Our fleet has achieved a 49% reduction in halibut bycatch mortality since Amendment 80 rationalization in 2007. Halibut now represents 0.4% of our catch, which is among Alaska’s lowest bycatch rates, and far lower than Canada’s West Coast fisheries, which are often held up as an example of low bycatch rates. But it has not been easy to get here.
Over the past 10 years, we have designed and developed numerous technologies to lower bycatch in our nets, including halibut excluders and elevated sweeps to reduce bottom contact. These technologies have been implemented with great cost in time, material, and lost productivity of our vessels — not to mention all the frozen hours out on deck for our crews who have willingly helped us to create and refine these devices. While some of these gear modifications showed promise for reducing halibut catches initially, now that halibut are mostly about the same size as our target fish there is no sensible reason to expect that anything more than very marginal gains will come from additional innovation in the field of net and excluder design. This is the industry consensus of captains, net and excluder engineers, and technicians.
We have also worked hard to develop operational methods of reducing halibut bycatch. As a fleet, we’ve developed deck sorting procedures which greatly reduce halibut mortality, returning far more of these fish live to the sea while maintaining accurate observer accounting. We started this work in 2009 with two vessels, expanding and refining the program over many years. This program has been a remarkable success, and it has recently been accepted into regulation by the National Marine Fisheries Service. However, the consensus of captains, scientists and crews is that all the gains from these methods have already been achieved.
While we are always looking for new innovations, we know of no new piece of gear that gets us to a place where we can take another cut. This means that the halibut cuts under consideration for our fleet will force a dramatic contraction in the target harvest. This will have devastating impacts on our fishery and the people who work so hard in it. The council’s own review acknowledges that there are no new tools for us and indicates that an average Amendment 80 crew member stands to lose $24,000 to $48,000 in income annually from the cuts the council is considering. The benefit to a halibut crew member for cuts to our fishery? $500 to $1,000 a person.
The people in western Alaska who provide goods and services also stand to lose a large source of revenue due to the harvest contraction. Unlike many other fisheries, our sector has traditionally operated year-round, and we bring much needed economic opportunity to coastal communities. This year-long stability and revenue is in danger.

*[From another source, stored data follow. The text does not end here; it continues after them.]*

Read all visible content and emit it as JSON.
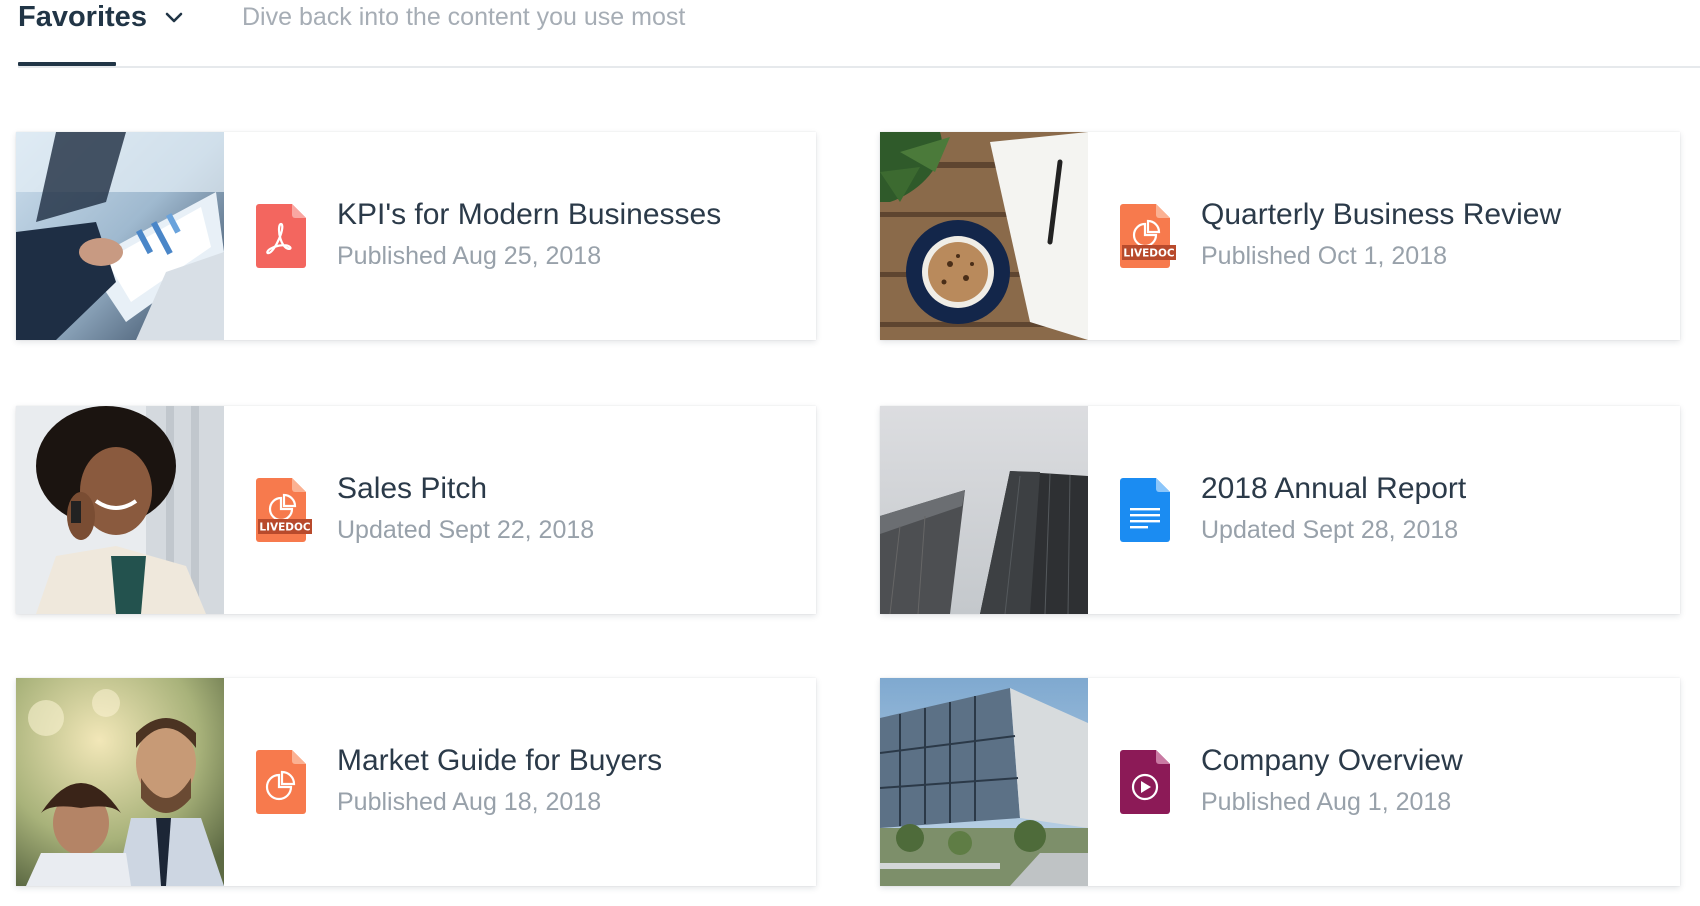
{
  "header": {
    "tab_label": "Favorites",
    "subtitle": "Dive back into the content you use most"
  },
  "cards": [
    {
      "title": "KPI's for Modern Businesses",
      "meta": "Published Aug 25, 2018",
      "file_type": "pdf"
    },
    {
      "title": "Quarterly Business Review",
      "meta": "Published Oct 1, 2018",
      "file_type": "livedoc",
      "badge": "LIVEDOC"
    },
    {
      "title": "Sales Pitch",
      "meta": "Updated Sept 22, 2018",
      "file_type": "livedoc",
      "badge": "LIVEDOC"
    },
    {
      "title": "2018 Annual Report",
      "meta": "Updated Sept 28, 2018",
      "file_type": "document"
    },
    {
      "title": "Market Guide for Buyers",
      "meta": "Published Aug 18, 2018",
      "file_type": "presentation"
    },
    {
      "title": "Company Overview",
      "meta": "Published Aug 1, 2018",
      "file_type": "video"
    }
  ],
  "colors": {
    "pdf": "#f3665f",
    "livedoc": "#f77a4d",
    "livedoc_badge": "#b84a2c",
    "presentation": "#f77a4d",
    "document": "#1b8cf2",
    "video": "#8c1a57",
    "heading": "#213546",
    "muted": "#98a1aa"
  }
}
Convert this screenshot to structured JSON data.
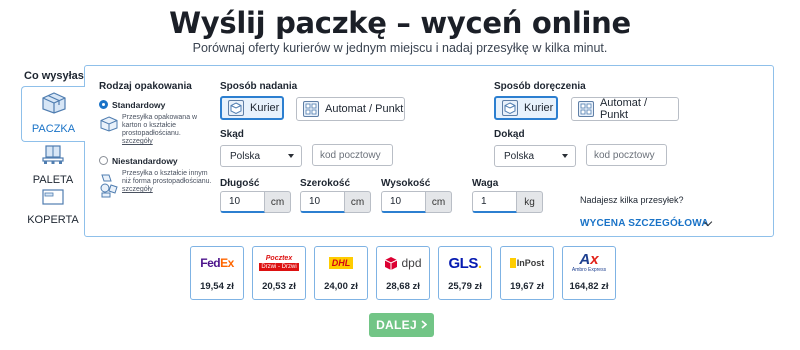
{
  "header": {
    "title": "Wyślij paczkę – wyceń online",
    "subtitle": "Porównaj oferty kurierów w jednym miejscu i nadaj przesyłkę w kilka minut."
  },
  "shipment_types": {
    "label": "Co wysyłasz?",
    "items": [
      {
        "label": "PACZKA",
        "icon": "package-icon",
        "active": true
      },
      {
        "label": "PALETA",
        "icon": "pallet-icon",
        "active": false
      },
      {
        "label": "KOPERTA",
        "icon": "envelope-icon",
        "active": false
      }
    ]
  },
  "packaging": {
    "title": "Rodzaj opakowania",
    "options": [
      {
        "label": "Standardowy",
        "description": "Przesyłka opakowana w karton o kształcie prostopadłościanu.",
        "link": "szczegóły",
        "checked": true
      },
      {
        "label": "Niestandardowy",
        "description": "Przesyłka o kształcie innym niż forma prostopadłościanu.",
        "link": "szczegóły",
        "checked": false
      }
    ]
  },
  "sending": {
    "title": "Sposób nadania",
    "options": [
      {
        "label": "Kurier",
        "active": true
      },
      {
        "label": "Automat / Punkt",
        "active": false
      }
    ],
    "from_label": "Skąd",
    "country": "Polska",
    "postcode_placeholder": "kod pocztowy"
  },
  "delivery": {
    "title": "Sposób doręczenia",
    "options": [
      {
        "label": "Kurier",
        "active": true
      },
      {
        "label": "Automat / Punkt",
        "active": false
      }
    ],
    "to_label": "Dokąd",
    "country": "Polska",
    "postcode_placeholder": "kod pocztowy"
  },
  "dimensions": {
    "length": {
      "label": "Długość",
      "value": "10",
      "unit": "cm"
    },
    "width": {
      "label": "Szerokość",
      "value": "10",
      "unit": "cm"
    },
    "height": {
      "label": "Wysokość",
      "value": "10",
      "unit": "cm"
    },
    "weight": {
      "label": "Waga",
      "value": "1",
      "unit": "kg"
    }
  },
  "multi_parcel": {
    "text": "Nadajesz kilka przesyłek?",
    "detail_link": "WYCENA SZCZEGÓŁOWA"
  },
  "carriers": [
    {
      "name": "FedEx",
      "price": "19,54 zł"
    },
    {
      "name": "Pocztex",
      "sub": "Drzwi - Drzwi",
      "price": "20,53 zł"
    },
    {
      "name": "DHL",
      "price": "24,00 zł"
    },
    {
      "name": "dpd",
      "price": "28,68 zł"
    },
    {
      "name": "GLS.",
      "price": "25,79 zł"
    },
    {
      "name": "InPost",
      "price": "19,67 zł"
    },
    {
      "name": "Ambro Express",
      "price": "164,82 zł"
    }
  ],
  "actions": {
    "next_label": "DALEJ"
  },
  "colors": {
    "accent": "#1a73c7",
    "panel_border": "#8fc0ea",
    "next_button": "#72c586"
  }
}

Too often, this issue has been framed as a battle between small operators vs. large corporations. We are not large corporations. We are people and this is our job. We are 2,200 crew members who work tirelessly to earn an honest, decent living and support our families. Our crews come from all walks of life, and we have been able to provide a standard of living that many may not have been able to achieve elsewhere.
The council’s proposed cuts might be understandable if there were a proportional gain to another fishery or a conservation benefit, but the council’s own analysis states that cutting our halibut bycatch further will not improve halibut stocks or yield conservation benefits. According to the science, our halibut bycatch is not the cause of declines in the halibut fishery.
So, when the council meets on halibut bycatch in early December, they need to look to their own science and not make cuts that threaten our fishery and provide no benefit to halibut fishermen. Our families are depending on it.
Bob Hezel is captain of C/P America’s Finest and TJ Durnan is captain of C/P Alaska Spirit, two factory trawlers for Fishermen’s Finest and O’Hara Corp., based in the Seattle area. Both boats fish for wild Alaska sole and flounder, Pacific cod, Pacific ocean perch, and Atka mackerel in Alaska’s Bering Sea.